Nursery diets are routinely formulated to contain a small amount of soybean meal, yet not as much as to cause digestive complications. When maximum soybean meal levels are reached, other specialty protein products, such as spray-dried animal plasma, blood meal, fishmeal, and spray-dried whey are used to meet the amino acid requirements.

However, as levels of these products increase in the diet, diet cost also increases. Another possible means of increasing dietary lysine without using excessive amounts of soybean meal or specialty protein source levels is through the use of crystalline amino acids.

Historically, synthetic amino acid use was limited to lysine and methionine because of the high cost of other amino acids. However, recent increased production capabilities have decreased the cost of synthetic threonine, thus providing an economical method of increasing synthetic amino acids in nursery diets. Limited data are available to determine an upper threshold of synthetic amino acid inclusion in nursery diets. Therefore, our objective was to determine the impact of increasing the lysine level in the transition diet for nursery pigs through the use of synthetic amino acids (lysine, methionine, and threonine).

Procedures

A total of 1,440 barrows and gilts (initially 13.5 lb and 18 ± 2 d of age) was used in a 9-d growth assay. Pigs were housed in a commercial nursery located in southern Minnesota. At weaning, pigs were randomly sorted into one of 60 pens (30 pens of barrows and 30 pens of gilts) with 24 pigs per pen. Pens of pigs were then weighed and allotted so all pens within each block (six total) were initially the same weight. Two pens of each sex of pigs consumed feed from a single fence line feeder. Thus, the experimental unit was the combined data from the two pens.

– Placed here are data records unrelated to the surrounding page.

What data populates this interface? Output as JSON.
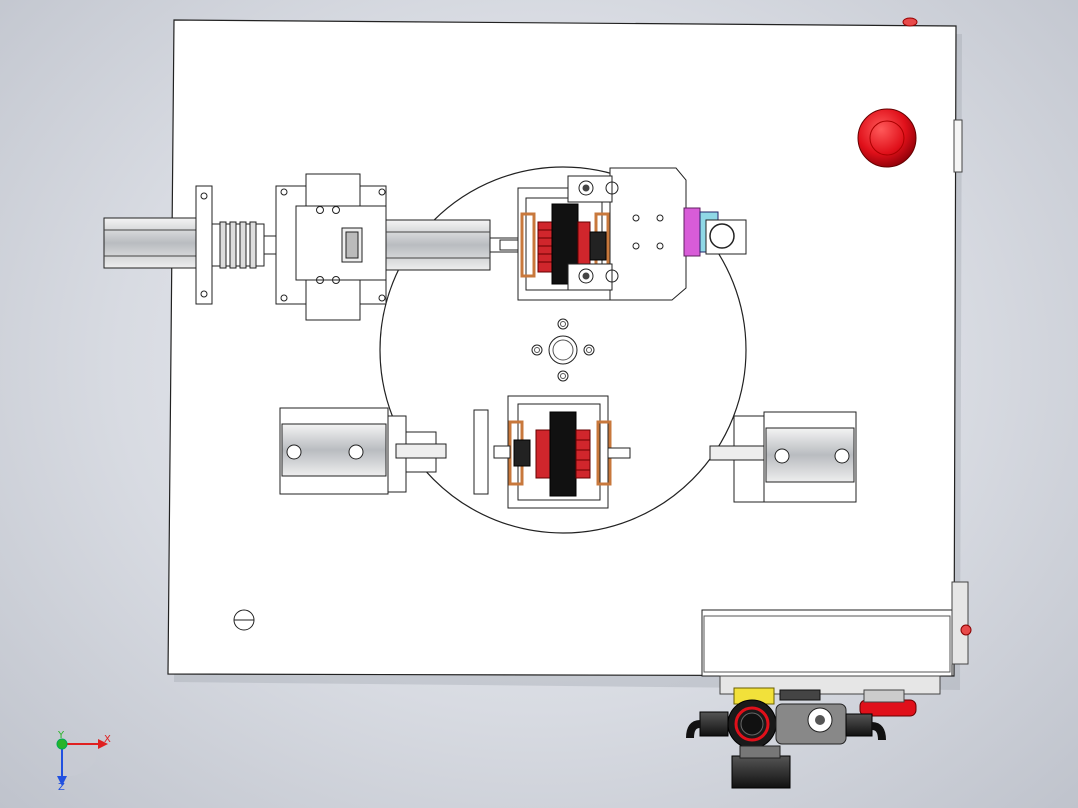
{
  "view": {
    "background_top": "#eef0f4",
    "background_bottom": "#bfc3cc"
  },
  "colors": {
    "plate": "#ffffff",
    "line": "#222222",
    "estop_red": "#e0101a",
    "coil_red": "#d0262c",
    "copper": "#c8783c",
    "magenta_part": "#d85cd8",
    "cyan_part": "#62c8d8",
    "yellow_part": "#f2e13a",
    "axis_x": "#e02020",
    "axis_y": "#28b428",
    "axis_z": "#2050e0"
  },
  "triad": {
    "x_label": "X",
    "y_label": "Y",
    "z_label": "Z"
  },
  "components": [
    "base-plate",
    "rotary-table",
    "linear-actuator-left",
    "motor-assembly-top",
    "motor-assembly-bottom",
    "cylinder-left",
    "cylinder-right",
    "emergency-stop-button",
    "control-box",
    "pneumatic-fitting"
  ]
}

All pigs were fed a common SEW diet until d 4 postweaning, then switched to one of five experimental diets with total lysine levels of 1.40, 1.50, 1.60, 1.70, or 1.80%. This period, d 4 to 13 after weaning, corresponds to approximately the same weight range as usage of a transition diet in commercial production. All diets were formulated to contain 20% soybean meal, with increasing amounts of synthetic amino acids to achieve desired experimental levels of amino acids. Experimental diets met or exceeded the nutrient requirements by the NRC (1998). As the dietary lysine level increased, the levels of synthetic methionine, threonine, tryptophan, isoleucine, and valine also increased as needed to maintain minimum ratios relative to lysine (Table 1).

The common SEW diets was formulated to contain 1.70% lysine, and contained 6.7% animal plasma, 5.8% fishmeal, and 1.65% blood meal. Pigs were weighed and feed disappearance determined on d 9 and 13 postweaning for calculation of ADG, ADFI, and F/G.

Data were analyzed using the MIXED procedures of SAS as a randomized complete block design with two pens consuming feed from a single feeder as the experimental unit. Linear and quadratic effects of increasing dietary lysine were determined.

Results and Discussion

From d 4 to 9 postweaning, increasing dietary lysine improved ADG (linear, P<0.03) and feed efficiency (linear, P<0.001;Table 2). There was no difference in ADFI. Overall (d 4 to 13 postweaning), increasing dietary lysine improved ADG (linear, P<0.03) and feed efficiency (linear, P<0.001), with no differences in ADFI. Although the responses to ADG and F/G were linear, pig performance was maximized at 1.70% lysine for both. Probably because of the short duration of the trial, the differences in ADG did not result in an overall increase in average pig weight on d 9 or 13.

These data indicate that dietary lysine and other limiting amino acids can be increased through the use of crystalline amino acids and have positive effects on pig growth performance in the transition phase. This may allow nutritionists to increase dietary amino acid levels without increasing the use of high cost specialty protein sources. It would appear that pigs from 13 to 19 lb require approximately 1.7% total lysine to maximize growth performance.